Laporan Wartawan Tribunnews.com, Eko Sutriyanto
TRIBUNNEWS.COM, JAKARTA - Meskipun demensia sebagian besar dialami oleh lansia, kondisi ini bukanlah hal yang normal.
Demensia adalah sindrom gangguan penurunan fungsi otak yang mempengaruhi fungsi kognitif, emosi dan perilaku aktivitas sehari-hari.
Demensia Alzheimer, orang awan sering menyebutnya dengan pikun merupakan penyebab utama ketidakmampuan dan ketergantungan lansia terhadap orang lain.
Penyakit ini memberikan dampak fisik, psikososial, sosial, dan beban ekonomi tidak hanya bagi penderita tapi juga bagi keluarga dan lingkungan sekitar.
Baca: Jakarta Catatkan 1.076 Kasus Baru Covid-19 dalam 24 Jam, Total Kasus 56.175
Saat ini, di dunia, lebih dari 50 juta orang mengalami demensia dan Demensia Alzheimer adalah jenis demensia yang terbanyak, sekitar 60-70%.

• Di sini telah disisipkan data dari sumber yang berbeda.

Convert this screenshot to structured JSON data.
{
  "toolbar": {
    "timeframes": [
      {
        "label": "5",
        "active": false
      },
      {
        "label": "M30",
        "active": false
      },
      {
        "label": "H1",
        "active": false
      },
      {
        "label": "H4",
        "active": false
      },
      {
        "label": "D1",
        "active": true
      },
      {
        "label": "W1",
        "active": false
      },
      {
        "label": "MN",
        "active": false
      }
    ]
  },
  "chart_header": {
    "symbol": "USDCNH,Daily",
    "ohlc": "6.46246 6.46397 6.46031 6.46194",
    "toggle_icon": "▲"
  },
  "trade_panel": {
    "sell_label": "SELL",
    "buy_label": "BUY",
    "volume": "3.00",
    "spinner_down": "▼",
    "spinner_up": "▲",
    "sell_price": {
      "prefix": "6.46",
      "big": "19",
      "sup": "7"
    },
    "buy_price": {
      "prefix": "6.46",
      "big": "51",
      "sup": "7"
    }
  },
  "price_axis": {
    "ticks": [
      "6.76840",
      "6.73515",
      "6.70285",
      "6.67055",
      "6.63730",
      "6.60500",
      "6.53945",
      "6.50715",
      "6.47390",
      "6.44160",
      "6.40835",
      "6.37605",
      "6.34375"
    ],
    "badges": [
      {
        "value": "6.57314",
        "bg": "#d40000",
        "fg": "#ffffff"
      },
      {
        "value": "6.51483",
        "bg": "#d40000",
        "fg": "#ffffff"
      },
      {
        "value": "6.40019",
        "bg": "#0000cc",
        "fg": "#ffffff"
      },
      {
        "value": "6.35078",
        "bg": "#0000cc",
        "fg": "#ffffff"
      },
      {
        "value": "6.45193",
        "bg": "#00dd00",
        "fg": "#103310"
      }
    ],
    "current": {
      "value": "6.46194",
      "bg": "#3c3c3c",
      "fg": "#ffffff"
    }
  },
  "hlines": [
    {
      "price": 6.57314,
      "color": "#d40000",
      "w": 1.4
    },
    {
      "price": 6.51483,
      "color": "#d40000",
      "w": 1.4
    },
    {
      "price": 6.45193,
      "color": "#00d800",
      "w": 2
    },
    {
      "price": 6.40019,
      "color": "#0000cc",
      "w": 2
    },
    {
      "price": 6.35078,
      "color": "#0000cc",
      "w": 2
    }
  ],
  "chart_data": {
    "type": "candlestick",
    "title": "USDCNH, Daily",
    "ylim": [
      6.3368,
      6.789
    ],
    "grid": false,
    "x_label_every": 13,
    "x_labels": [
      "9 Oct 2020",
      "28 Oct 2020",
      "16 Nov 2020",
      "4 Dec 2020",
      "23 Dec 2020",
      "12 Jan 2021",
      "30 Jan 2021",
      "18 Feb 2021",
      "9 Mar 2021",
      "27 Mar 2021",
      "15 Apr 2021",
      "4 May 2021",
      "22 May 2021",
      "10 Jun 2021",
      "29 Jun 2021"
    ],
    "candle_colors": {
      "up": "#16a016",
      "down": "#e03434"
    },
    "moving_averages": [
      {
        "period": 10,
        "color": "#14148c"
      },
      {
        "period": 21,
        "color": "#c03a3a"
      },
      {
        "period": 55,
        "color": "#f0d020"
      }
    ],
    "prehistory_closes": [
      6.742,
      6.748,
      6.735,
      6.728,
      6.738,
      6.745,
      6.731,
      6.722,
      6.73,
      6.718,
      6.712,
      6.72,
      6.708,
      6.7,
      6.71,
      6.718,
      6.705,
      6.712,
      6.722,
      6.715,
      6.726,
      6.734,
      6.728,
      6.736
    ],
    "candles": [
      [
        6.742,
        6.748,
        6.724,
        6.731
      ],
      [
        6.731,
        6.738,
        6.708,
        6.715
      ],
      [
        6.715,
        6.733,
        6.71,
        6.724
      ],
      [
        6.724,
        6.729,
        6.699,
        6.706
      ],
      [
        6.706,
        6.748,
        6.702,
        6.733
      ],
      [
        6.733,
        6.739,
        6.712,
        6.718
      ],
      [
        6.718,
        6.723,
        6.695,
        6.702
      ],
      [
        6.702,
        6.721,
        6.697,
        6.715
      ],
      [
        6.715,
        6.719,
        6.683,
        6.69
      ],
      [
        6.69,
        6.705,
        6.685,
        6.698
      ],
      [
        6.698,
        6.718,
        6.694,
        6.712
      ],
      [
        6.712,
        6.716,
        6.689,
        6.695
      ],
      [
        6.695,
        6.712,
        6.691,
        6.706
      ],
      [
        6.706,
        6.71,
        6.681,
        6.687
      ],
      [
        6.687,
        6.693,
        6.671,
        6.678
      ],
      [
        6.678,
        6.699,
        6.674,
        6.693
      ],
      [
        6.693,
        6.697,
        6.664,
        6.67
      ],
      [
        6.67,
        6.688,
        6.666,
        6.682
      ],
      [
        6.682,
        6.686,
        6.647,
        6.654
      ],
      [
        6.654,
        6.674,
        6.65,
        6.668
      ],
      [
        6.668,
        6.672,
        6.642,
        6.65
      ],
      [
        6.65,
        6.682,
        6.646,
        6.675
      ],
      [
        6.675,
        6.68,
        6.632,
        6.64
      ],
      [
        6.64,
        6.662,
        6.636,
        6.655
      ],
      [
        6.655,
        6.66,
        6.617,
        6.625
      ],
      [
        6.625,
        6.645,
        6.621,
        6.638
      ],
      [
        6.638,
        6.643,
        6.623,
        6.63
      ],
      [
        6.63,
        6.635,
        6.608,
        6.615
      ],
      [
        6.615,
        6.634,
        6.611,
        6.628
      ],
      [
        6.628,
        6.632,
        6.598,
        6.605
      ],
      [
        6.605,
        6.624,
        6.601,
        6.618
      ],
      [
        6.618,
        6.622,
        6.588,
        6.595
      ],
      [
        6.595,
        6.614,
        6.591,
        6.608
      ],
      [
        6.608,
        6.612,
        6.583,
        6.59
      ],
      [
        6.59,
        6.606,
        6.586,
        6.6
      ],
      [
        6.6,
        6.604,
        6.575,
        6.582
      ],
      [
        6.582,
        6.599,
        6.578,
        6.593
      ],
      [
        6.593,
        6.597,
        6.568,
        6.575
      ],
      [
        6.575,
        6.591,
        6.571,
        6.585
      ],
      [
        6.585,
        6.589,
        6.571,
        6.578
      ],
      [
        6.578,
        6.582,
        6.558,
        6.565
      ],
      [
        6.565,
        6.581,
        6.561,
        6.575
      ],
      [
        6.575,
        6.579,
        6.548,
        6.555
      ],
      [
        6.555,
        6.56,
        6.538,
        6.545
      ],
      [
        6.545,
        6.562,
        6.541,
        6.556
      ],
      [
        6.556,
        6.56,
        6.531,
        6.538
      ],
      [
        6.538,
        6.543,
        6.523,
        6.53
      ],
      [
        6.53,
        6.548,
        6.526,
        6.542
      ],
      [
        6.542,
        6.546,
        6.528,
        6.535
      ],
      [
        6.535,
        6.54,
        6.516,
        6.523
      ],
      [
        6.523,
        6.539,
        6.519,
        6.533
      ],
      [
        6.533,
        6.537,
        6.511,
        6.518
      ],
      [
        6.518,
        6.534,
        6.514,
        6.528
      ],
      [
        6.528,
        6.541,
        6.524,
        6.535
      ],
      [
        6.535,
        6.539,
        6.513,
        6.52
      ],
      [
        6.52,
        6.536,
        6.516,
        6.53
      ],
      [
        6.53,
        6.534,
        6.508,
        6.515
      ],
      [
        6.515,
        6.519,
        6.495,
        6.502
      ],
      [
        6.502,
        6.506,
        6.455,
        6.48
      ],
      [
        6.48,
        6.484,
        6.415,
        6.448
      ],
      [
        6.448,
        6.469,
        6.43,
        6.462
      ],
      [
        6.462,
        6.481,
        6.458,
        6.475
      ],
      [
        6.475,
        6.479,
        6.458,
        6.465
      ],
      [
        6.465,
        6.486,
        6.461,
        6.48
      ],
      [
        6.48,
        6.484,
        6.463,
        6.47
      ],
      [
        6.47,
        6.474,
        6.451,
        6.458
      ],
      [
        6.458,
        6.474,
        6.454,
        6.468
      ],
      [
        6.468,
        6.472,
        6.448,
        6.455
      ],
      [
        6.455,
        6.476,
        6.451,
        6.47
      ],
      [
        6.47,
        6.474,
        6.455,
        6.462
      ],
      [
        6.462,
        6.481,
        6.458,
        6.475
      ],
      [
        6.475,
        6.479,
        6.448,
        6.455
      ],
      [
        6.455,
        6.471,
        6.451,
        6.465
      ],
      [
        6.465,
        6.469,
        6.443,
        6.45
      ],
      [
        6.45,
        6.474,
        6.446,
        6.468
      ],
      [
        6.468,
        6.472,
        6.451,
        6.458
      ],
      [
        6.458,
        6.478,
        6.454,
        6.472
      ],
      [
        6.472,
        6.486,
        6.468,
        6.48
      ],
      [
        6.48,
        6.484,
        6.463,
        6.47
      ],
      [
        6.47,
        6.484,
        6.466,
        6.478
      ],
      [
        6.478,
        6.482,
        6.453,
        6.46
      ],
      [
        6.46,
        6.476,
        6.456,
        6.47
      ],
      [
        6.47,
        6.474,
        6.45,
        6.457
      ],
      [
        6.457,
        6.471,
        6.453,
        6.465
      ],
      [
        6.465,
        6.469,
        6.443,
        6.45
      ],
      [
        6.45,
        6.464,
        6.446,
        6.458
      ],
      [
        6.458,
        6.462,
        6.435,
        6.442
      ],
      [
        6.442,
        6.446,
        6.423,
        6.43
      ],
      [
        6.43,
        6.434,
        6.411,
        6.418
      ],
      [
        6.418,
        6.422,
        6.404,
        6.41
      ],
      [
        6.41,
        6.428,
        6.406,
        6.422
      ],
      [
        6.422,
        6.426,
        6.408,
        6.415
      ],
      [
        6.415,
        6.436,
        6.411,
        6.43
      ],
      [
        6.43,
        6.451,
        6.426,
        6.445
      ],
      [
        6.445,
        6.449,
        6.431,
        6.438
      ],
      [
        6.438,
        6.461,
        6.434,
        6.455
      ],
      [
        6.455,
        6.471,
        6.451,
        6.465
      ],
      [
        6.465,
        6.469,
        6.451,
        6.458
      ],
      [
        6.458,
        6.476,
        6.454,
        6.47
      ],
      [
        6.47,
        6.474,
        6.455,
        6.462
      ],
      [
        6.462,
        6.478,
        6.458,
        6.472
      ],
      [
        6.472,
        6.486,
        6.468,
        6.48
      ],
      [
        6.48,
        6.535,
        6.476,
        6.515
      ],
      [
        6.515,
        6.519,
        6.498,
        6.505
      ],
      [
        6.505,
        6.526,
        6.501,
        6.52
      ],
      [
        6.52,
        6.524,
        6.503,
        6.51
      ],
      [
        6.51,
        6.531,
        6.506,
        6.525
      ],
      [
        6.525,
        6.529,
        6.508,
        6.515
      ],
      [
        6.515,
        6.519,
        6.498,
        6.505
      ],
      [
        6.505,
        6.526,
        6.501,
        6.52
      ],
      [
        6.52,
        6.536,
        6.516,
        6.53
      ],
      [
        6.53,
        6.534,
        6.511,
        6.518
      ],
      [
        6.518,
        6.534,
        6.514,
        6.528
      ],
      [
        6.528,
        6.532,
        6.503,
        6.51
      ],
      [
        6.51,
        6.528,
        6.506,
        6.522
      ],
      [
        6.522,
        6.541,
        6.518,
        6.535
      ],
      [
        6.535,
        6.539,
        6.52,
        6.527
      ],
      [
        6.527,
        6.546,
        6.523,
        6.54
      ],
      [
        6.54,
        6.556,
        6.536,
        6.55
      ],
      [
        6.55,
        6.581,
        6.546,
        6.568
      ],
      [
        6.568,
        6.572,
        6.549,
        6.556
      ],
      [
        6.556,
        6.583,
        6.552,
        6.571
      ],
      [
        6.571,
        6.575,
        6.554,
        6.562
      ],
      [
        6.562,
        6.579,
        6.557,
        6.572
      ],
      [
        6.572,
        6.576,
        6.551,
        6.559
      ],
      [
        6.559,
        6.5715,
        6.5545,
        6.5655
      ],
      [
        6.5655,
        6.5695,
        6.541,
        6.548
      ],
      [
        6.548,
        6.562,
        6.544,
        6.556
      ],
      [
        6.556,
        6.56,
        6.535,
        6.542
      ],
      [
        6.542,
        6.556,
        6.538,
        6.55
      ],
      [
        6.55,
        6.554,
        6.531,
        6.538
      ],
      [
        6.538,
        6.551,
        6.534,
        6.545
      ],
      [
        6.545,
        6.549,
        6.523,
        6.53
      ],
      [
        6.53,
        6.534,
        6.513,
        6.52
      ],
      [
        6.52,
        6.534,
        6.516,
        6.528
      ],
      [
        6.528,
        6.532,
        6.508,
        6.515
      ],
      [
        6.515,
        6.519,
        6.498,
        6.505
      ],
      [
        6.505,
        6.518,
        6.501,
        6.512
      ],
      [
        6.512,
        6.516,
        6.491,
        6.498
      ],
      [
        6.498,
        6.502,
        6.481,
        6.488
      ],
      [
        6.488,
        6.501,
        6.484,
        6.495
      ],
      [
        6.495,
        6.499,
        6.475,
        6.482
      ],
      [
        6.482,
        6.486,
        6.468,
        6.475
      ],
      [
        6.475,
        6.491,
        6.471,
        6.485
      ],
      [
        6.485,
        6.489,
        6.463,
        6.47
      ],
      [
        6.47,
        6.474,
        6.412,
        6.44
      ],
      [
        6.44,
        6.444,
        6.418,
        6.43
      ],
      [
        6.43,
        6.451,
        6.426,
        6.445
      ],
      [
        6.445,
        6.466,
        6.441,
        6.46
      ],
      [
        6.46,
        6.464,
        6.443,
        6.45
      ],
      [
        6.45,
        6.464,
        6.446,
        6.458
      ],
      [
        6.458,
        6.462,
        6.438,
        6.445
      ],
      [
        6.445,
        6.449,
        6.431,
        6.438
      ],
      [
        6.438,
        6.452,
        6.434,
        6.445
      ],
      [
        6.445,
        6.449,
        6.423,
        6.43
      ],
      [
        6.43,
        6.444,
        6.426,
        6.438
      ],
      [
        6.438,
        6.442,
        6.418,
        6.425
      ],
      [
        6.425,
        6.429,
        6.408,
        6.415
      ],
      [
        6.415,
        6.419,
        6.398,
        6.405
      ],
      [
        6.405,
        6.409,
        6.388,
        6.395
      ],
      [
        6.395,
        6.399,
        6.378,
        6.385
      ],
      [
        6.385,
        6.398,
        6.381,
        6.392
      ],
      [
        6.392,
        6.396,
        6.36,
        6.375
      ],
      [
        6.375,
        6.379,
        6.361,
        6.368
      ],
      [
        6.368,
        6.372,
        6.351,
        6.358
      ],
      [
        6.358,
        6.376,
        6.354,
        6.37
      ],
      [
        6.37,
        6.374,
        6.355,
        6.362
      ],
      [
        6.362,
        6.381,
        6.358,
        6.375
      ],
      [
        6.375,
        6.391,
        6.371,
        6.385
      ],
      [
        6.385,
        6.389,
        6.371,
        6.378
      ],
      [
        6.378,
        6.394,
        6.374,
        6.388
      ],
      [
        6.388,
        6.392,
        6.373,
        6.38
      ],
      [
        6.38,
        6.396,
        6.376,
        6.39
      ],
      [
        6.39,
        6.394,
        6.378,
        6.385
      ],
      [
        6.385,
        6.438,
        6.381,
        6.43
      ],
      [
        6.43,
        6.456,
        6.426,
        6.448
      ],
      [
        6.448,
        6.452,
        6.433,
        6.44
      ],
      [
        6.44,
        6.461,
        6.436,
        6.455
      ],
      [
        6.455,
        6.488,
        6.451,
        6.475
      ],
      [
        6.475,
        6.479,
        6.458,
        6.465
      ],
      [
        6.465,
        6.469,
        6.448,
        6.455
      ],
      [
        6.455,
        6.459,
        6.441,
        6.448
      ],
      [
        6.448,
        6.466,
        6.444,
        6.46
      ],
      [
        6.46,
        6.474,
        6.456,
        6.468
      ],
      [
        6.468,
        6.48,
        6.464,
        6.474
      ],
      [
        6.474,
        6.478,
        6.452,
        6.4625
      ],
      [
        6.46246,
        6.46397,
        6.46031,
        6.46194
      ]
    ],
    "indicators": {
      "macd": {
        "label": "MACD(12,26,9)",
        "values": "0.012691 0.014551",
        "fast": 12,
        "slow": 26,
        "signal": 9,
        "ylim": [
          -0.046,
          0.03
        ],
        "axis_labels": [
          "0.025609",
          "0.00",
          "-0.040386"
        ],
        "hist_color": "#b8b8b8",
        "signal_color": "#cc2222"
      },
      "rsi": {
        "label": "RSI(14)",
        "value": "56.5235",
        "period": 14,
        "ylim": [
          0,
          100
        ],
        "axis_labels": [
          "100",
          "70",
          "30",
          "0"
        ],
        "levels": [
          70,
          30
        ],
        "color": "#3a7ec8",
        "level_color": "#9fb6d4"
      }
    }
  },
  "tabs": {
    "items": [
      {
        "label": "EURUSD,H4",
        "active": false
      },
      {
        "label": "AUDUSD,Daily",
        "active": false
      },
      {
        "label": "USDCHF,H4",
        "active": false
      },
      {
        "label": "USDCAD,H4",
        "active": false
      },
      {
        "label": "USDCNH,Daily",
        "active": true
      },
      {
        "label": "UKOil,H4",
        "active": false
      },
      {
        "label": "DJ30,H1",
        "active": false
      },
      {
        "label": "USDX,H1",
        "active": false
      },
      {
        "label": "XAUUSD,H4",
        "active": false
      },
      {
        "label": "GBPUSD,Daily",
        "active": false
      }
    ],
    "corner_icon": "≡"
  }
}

"Pikun seringkali dianggap biasa dialami oleh lansia sehingga Demensia Alzheimer seringkali tidak terdeteksi, padahal gejalanya dapat dialami sejak usia muda (early on-set demensia)," kata Ketua Umum Pengurus Pusat (PP) PERDOSSI, DR. dr. Dodik Tugasworo P, SpS(K) dalam konferensi pers daring, Senin (14/9/2020).
Dalam konferensi pers ini, juga diumumkankan kampanye edukatif, #ObatiPikun dan mengenalkan metode deteksi dini Demensia Alzheimer melalui EMS (E-memory screening) dalam rangkaianAlzheimer Awareness Month yang diadakah Eisai Indonesia dan PERDOSSI.
Baca: Negara Harus Hadir dalam Penanganan Penyakit Demensia Alzheimer
Baca: Konsumsi Makanan dan Minuman Berikut Secara Rutin untuk Mencegah Pikun di Usia Muda
Dikatakannya, deteksi dini membantu penderita dan keluarganya untuk dapat menghadapi dampak penurunan fungsi kognitif dan pengaruh psiko-sosial dari penyakit ini dengan lebih baik.
Selain itu penanganan Alzheimer sejak dini juga penting untuk mengurangi percepatan kepikunan.
Bukannya menurun, kata Dodik tren penderita Demensia Alzheimer di Indonesia semakin meningkat setiap tahunnya.
Diperkirakan saat ini jumlah penderita Penyakit Alzhemeir di Indonesia pada tahun 2013 mencapai satu juta orang dan diperkirakan akan meningkat drastis menjadi dua kali lipat pada tahun 2030 dan menjadi empat juta orang pada tahun 2050.
Lantas apa yang memicu kenaikan? "Kurangnya kesadaran dan pemahaman tentang Demensia Alzheimer mengakibatkan stigmatisasi dan hambatan dalam diagnosis dan perawatan," katanya.
Sementara itu, Ketua Studi Neurobehavior PERDOSSI, dr. Astuti, Sp.S(K), mengatakan penyakit Demensia Alzheimer memiliki faktor risiko yang bisa dimodifikasi seperti penyakit vaskular hipertensi, metabolik: Diabetes, dislipidemia; pasca cidera kepala, pendidikan rendah, depresi dan yang tidak bisa dimodifikasi yaitu usia lanjut, genetik yaitu memiliki keluarga yang mengalami Demensia Alzheimer.